Ramblin with Rizzo

02/22/2020

Heyo, what's up and welcome back for another thrilling adventure with this infant writer. Guys, I have a lot to say and a short time to say it, so I decided to make this weeks post about my writing life and all that has changed since I started this blog, like... a few weeks ago.

Let's get started!

Twitter it a double-edged sword. There. I said it. I bet all other writers in the writing community on Twitter can agree. It is fun to watch your followers grow, your interaction increase, to see people actually interested in what you are doing because they are doing the same thing. I have met indie authors from Germany, Northern Ireland, Los Angeles to name a few. I have interacted with editors and learned about querying agents. I know the terms now: slush pile, MA, WIP, lifts, critique partners, sensitivity readers, purple prose, beta readers, etc. It's freaking fantastic.

It is also a time-waster.

It is also a pain in my already flattened tush from trying to write all day.

It is also depressing.

Don't get me wrong. I love the hype: that surge of adrenaline I get when I see people interacting with me after I've endlessly worked to interact with them and get seen. I love love love the questions about my main characters, the encouragement they give, the joy in others when they have hit a milestone I am only dreaming about right now.

But it drives me up the wall and down again into my little hole of distracted anxiety.

I remember now why I quit social media in the first place. I hated how much time I had to spend looking at that silly little screen to find friends. Now that I am trying to promote a book that is far from completion, I feel as if I am a single blood cell trying to stand out from the rest. I am red. I always have been, always will be.

Metaphors aside, Twitter mostly snags my writing time. I spend so much of my brain activity talking about my writing instead of actually writing my writing. At first, I thought my lack of motivation came from where the story is going, how difficult these last few scenes are to write. Then, I thought perhaps I just need a change of scenery. Maybe I've fallen into that familiar, scary cave of anxiety that I am always forcibly climbing out of. I am a cliff-hanger.

Then, I remembered the time. My days used to go like this:

  1. Wake up
  2. Got to work
  3. get home
  4. eat lunch
  5. write till dusk

Now, my days are like this:

  1. wake up
  2. check phone
  3. go to work
  4. check phone
  5. get home
  6. check phone
  7. eat lunch
  8. Twitter till five
  9. stare at computer screen
  10. check phone
  11. write a few words
  12. check phone
  13. oh, look at that, its midnight.

13 is such an unlucky number.

Note the repetition. Note the distraction, the little device that I thought was going to be my lifesaver when the time calls for it. Now, it takes me from the devise I am supposed to be staring at for hours on end.

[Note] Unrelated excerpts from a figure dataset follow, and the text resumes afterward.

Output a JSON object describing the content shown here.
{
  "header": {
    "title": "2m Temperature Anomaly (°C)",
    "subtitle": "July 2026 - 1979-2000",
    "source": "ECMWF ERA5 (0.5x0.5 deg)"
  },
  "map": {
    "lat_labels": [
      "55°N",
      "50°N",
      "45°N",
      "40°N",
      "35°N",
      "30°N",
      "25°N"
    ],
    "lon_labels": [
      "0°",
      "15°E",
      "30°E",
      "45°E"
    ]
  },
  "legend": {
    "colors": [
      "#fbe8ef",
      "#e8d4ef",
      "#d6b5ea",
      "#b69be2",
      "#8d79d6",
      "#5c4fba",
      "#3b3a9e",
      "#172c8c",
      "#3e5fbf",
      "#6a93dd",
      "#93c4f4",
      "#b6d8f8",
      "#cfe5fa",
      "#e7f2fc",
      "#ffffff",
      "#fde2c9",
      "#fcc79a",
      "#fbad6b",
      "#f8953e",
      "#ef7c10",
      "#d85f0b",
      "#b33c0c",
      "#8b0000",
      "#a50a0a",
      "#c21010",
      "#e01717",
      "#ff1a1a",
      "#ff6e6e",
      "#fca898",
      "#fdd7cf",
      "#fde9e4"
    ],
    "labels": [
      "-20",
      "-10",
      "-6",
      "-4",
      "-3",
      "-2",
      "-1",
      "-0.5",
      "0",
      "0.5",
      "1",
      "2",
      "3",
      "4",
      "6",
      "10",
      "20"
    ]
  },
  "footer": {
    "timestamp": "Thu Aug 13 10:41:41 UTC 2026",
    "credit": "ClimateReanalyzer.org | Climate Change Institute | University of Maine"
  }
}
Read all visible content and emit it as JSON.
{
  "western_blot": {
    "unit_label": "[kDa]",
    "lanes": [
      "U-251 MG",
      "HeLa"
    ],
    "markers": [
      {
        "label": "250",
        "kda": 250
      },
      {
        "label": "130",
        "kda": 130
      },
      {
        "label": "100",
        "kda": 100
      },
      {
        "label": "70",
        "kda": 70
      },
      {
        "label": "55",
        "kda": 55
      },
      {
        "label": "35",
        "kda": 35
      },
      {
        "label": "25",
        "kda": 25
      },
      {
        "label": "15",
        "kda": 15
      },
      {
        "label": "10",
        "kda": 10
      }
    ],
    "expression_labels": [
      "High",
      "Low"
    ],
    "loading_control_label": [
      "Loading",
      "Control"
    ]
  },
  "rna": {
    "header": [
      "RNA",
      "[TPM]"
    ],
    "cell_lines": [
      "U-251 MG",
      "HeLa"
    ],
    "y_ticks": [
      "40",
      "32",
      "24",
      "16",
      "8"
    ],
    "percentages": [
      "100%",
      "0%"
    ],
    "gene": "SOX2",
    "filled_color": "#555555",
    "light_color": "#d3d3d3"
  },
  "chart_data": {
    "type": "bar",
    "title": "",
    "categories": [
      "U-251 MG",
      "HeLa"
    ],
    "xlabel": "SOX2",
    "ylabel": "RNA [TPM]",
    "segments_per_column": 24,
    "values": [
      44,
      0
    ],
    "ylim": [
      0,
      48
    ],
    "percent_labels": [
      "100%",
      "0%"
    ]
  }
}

Who likes phones anyway? The text is so small and you can't do as much as you can on a computer. Typing is painful, kills my eyes, challenges my patience. I hate them.

I hate Twitter.

There are other things-less depressing things-I wish to talk about. This WIP is turning into two books. Most likely. I have been back and forth on this for quite some time-since I reached the 150k word count to be exact. Does it make sense to divide the plot? How about shorten the story? I could take things out, but you would be losing strong character development, and there is not much I do have that does not align with the main plot. I can compress. I can remove a bunch of dialogue, switch scenes around and force the flow to be more direct.

Do I want to lose my characters? Do I want to lose worldbuilding? How about relationships, scenarios, actual pieces of the plot? I swear they are necessary. If only it could be like a season on TV, going until I say it is complete.

I believe the best course is to take my main two ever-entwining plot points and untwist those little bean sprouts into two separate entities. They will still be colliding once in a while; they are connected at the roots, but I believe they can become their own stories, their own books. And there you have it: a nearly completed first draft of 180k words becoming a nearly completed two first drafts of books 1 and 2. Hey, at least I will have my second book ready in case the audience wants more.

Here's hoping.

That's it, guys. Main takeaways: I hate Twitter and I may have two books on my hands. Thanks for sticking around to hear me rant in my overly sarcastic ways.

This is good, right? We're getting somewhere, yes?

Okay.

Thanks for readin my ramblin yo dawg fo shizzle and all that. Yeet. That's what the kids say, right?

I need a nap. 

This has been "Ramblin with Rizzo," a part of the show where Rizzo may be exposing her true insanity. Be ye warned.